Δευτέρα, Μαΐου 16, 2005

Microsoft to buy Red Hat? Say it ain’t so

In Paris, Ontario, there’s a large plaza sign advertising both The Paris Sleep Laboratory and the Canadian Post Office. The synergy there, of course, should be obvious –at least from the point of view of the humorist. Recent revivals of the idea that Microsoft might want to take over Red Hat have a similar quality to them.

As David Berlind recently pointed out in his piece Is Microsoft considering acquisition of Red Hat? Microsoft could see Red Hat’s acquisition as a nice way to undermine IBM, but might not consider that a sufficient reason to do it. That, of course, is Microsoft’s perspective, but what about Red Hat’s? This is a company, remember, that wants to be Microsoft and, like Microsoft, makes its living packaging and selling other people’s ideas.

From Red Hat’s perspective this could be a marriage made in heaven — offering both a defense against the two greatest strategic threats it faces and a graceful way for key players to fold their tents and steal away into the night.

The biggest threat Red Hat faces right now is that IBM could settle with SCO and then release its own Linux along with workstations and servers based on the Cell processor.
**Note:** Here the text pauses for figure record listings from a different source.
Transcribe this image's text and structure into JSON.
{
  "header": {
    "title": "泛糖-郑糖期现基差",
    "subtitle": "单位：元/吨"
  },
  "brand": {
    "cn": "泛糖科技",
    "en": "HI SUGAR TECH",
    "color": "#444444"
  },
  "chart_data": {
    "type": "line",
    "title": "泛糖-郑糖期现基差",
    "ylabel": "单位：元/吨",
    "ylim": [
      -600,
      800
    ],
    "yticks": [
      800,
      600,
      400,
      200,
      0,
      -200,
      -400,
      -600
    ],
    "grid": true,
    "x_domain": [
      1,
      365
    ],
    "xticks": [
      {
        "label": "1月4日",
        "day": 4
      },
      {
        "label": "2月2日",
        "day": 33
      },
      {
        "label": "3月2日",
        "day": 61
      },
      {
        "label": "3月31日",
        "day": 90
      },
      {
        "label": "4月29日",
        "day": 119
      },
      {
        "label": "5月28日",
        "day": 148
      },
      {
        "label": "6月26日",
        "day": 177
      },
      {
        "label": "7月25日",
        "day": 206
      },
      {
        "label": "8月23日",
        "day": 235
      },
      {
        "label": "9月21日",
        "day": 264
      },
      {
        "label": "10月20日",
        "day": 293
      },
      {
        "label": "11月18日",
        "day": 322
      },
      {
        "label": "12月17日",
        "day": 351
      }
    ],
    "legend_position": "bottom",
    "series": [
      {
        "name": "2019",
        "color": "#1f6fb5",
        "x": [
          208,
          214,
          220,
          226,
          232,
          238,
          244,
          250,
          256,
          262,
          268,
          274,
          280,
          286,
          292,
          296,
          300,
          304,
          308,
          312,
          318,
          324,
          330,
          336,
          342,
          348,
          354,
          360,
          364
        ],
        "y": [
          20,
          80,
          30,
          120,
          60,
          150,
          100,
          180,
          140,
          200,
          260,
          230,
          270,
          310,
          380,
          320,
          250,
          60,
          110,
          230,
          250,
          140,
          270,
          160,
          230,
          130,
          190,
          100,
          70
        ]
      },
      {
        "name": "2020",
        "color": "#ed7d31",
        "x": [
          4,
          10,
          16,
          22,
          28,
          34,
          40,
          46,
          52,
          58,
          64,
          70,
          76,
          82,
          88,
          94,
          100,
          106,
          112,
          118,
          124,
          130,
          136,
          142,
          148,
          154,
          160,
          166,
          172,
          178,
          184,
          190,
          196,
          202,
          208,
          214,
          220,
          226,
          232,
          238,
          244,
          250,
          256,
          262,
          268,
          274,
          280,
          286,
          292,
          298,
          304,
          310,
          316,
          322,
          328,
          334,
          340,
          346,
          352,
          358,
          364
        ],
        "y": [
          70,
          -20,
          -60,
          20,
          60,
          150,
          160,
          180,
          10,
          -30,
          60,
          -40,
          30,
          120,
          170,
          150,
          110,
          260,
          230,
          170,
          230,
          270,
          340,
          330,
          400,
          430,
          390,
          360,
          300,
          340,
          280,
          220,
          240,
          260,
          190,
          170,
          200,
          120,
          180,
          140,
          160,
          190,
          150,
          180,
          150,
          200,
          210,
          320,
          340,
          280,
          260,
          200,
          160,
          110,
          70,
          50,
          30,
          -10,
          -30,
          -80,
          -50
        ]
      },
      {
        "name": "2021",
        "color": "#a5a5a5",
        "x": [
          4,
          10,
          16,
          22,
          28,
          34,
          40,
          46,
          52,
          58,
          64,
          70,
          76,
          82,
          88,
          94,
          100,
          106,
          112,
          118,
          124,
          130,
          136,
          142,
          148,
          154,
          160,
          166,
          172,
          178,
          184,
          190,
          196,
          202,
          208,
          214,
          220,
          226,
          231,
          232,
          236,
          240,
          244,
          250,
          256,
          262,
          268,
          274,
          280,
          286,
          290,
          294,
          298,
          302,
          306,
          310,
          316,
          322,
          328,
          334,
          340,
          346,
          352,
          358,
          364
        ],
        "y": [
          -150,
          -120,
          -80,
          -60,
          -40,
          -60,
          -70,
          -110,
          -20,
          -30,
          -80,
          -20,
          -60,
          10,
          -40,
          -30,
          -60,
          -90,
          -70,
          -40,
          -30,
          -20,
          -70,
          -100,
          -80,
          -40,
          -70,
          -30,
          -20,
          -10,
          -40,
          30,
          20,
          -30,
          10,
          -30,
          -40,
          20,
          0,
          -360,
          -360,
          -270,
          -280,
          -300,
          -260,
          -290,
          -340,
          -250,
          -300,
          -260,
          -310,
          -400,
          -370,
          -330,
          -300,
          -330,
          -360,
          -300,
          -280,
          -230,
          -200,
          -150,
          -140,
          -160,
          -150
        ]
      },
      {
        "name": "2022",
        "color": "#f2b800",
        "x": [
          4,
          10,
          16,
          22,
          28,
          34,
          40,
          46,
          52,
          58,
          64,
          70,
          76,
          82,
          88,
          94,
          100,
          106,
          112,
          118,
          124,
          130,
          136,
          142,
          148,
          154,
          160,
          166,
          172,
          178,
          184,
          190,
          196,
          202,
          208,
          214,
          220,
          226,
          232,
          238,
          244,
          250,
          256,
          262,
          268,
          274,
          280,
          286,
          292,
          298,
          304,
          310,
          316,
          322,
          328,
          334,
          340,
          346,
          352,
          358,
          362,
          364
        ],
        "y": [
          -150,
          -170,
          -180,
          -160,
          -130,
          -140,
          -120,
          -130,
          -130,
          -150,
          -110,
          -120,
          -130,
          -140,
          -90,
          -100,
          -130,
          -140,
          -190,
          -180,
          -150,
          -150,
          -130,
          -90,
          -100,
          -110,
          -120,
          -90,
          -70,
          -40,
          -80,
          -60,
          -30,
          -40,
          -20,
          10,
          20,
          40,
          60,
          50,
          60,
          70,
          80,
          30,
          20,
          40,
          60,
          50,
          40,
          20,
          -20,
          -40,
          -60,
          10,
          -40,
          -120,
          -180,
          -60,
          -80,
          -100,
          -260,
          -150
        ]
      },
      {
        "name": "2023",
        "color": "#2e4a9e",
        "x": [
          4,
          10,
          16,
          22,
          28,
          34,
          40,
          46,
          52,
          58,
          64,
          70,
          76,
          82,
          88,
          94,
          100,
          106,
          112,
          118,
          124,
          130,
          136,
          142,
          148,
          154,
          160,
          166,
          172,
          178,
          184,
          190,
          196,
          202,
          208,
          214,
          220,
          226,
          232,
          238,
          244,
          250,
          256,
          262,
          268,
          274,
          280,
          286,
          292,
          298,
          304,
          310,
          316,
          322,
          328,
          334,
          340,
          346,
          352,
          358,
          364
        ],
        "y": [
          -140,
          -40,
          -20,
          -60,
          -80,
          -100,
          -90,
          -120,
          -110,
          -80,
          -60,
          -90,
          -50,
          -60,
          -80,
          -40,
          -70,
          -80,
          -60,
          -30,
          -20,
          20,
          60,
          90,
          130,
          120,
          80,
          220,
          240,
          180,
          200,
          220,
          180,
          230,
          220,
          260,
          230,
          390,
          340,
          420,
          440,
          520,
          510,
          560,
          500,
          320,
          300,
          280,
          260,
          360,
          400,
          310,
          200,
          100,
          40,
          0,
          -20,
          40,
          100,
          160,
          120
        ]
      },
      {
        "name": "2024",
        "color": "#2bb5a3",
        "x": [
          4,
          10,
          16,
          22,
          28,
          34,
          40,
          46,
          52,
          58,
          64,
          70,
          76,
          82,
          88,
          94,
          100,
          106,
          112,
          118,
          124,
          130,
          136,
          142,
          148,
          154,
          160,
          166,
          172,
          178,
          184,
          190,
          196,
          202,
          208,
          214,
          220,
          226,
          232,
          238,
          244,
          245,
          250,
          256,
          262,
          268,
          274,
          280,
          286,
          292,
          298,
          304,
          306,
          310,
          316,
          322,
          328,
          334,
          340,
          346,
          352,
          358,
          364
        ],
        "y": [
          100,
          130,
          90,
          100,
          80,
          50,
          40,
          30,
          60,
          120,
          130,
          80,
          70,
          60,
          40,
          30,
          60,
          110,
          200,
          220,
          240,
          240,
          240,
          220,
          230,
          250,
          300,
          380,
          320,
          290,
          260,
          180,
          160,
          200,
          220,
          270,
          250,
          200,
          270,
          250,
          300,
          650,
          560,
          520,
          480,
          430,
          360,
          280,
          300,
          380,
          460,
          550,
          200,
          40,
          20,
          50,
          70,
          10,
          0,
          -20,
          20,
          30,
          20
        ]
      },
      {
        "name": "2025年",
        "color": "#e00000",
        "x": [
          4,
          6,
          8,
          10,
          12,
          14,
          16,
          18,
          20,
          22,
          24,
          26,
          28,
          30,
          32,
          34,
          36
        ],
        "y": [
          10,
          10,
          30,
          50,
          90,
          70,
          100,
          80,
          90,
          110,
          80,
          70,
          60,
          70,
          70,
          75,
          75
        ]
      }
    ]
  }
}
With SuSe essentially out of the picture, Linspire in a world by itself, and Debian not getting the press it deserves, such a move by IBM would leave Red Hat with nowhere to go except a suicidal head-to-head competition with Microsoft in the x86 marketplace. Given that Cell outperforms x86 by an order of magnitude and doesn’t have the security weaknesses built into the x86, this would leave them fighting to hold an ever decreasing share of a shrinking market.

The second most important threat facing them is that an IBM Linux on Cell offering gives the Linux and general open source communities an opportunity to rebel against Red Hat’s pretense of selling support with free licenses rather than licenses with free support. Since that’s the fundamental underpinning for Red Hat’s business model, taking it away would obliterate the company.